Zamenis longissimus (Laurenti, 1768)
Die Äskulapnatter (Zamenis longissimus (Laurenti, 1768)) ist eine der größten heimischen Schlangen, die durch ihren schlanken Körper, die glatten, oft olivgrünen bis braunen Schuppen und ihre außergewöhnliche Kletterkunst auffällt. Du findest dieses Reptil bevorzugt an sonnigen Waldrändern, in naturnahen Gärten mit Trockenmauern (Mauern aus lose geschichteten Steinen) oder in der Nähe von alten Gebäuden. Da sie hervorragend klettern kann, hält sie sich oft im Geäst von Gehölzen oder auf Dachböden auf. Als reiner Fleischfresser ernährt sie sich von kleinen Säugetieren, Vögeln und Eidechsen, die sie durch Umschlingen erbeutet.
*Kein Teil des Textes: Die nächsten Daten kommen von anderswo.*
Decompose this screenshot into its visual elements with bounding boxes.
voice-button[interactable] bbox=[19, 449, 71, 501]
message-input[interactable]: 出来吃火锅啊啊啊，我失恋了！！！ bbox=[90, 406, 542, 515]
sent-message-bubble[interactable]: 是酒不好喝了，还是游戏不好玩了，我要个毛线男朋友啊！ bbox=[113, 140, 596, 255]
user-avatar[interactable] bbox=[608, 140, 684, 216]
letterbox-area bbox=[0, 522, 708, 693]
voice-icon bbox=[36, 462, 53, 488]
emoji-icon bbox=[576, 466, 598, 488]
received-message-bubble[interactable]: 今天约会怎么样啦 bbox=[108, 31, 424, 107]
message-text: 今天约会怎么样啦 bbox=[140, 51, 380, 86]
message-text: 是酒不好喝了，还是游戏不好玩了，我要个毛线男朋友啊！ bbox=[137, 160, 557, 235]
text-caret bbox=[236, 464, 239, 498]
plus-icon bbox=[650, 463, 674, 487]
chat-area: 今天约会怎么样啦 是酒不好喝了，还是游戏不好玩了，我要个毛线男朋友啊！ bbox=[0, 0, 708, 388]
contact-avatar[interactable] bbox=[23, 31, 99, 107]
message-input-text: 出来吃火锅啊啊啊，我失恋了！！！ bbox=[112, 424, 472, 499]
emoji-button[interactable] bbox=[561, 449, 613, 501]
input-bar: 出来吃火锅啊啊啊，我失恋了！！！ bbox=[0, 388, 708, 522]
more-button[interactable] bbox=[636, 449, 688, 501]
Den Winter verbringt sie in einer tiefen Winterstarre (Zustand völliger Bewegungsunfähigkeit bei wechselwarmen Tieren), meist versteckt in frostfreien Hohlräumen tief im Boden. Im Garten ist sie ein wertvoller Helfer, da sie die Bestände von Nagetieren auf natürliche Weise reguliert. Um diesen nützlichen Mäusejäger zu fördern, kannst Du in Deinem Garten Reisighaufen oder Lesesteinhaufen (Haufen aus aufgeschichteten Feldsteinen) anlegen. Solche Strukturen bieten nicht nur Schutz vor Fressfeinden, sondern dienen auch als wichtige Sonnenplätze für die Regulierung der Körpertemperatur. Du solltest darauf achten, solche naturnahen Ecken in ruhigen Bereichen Deines Grundstücks dauerhaft zu erhalten.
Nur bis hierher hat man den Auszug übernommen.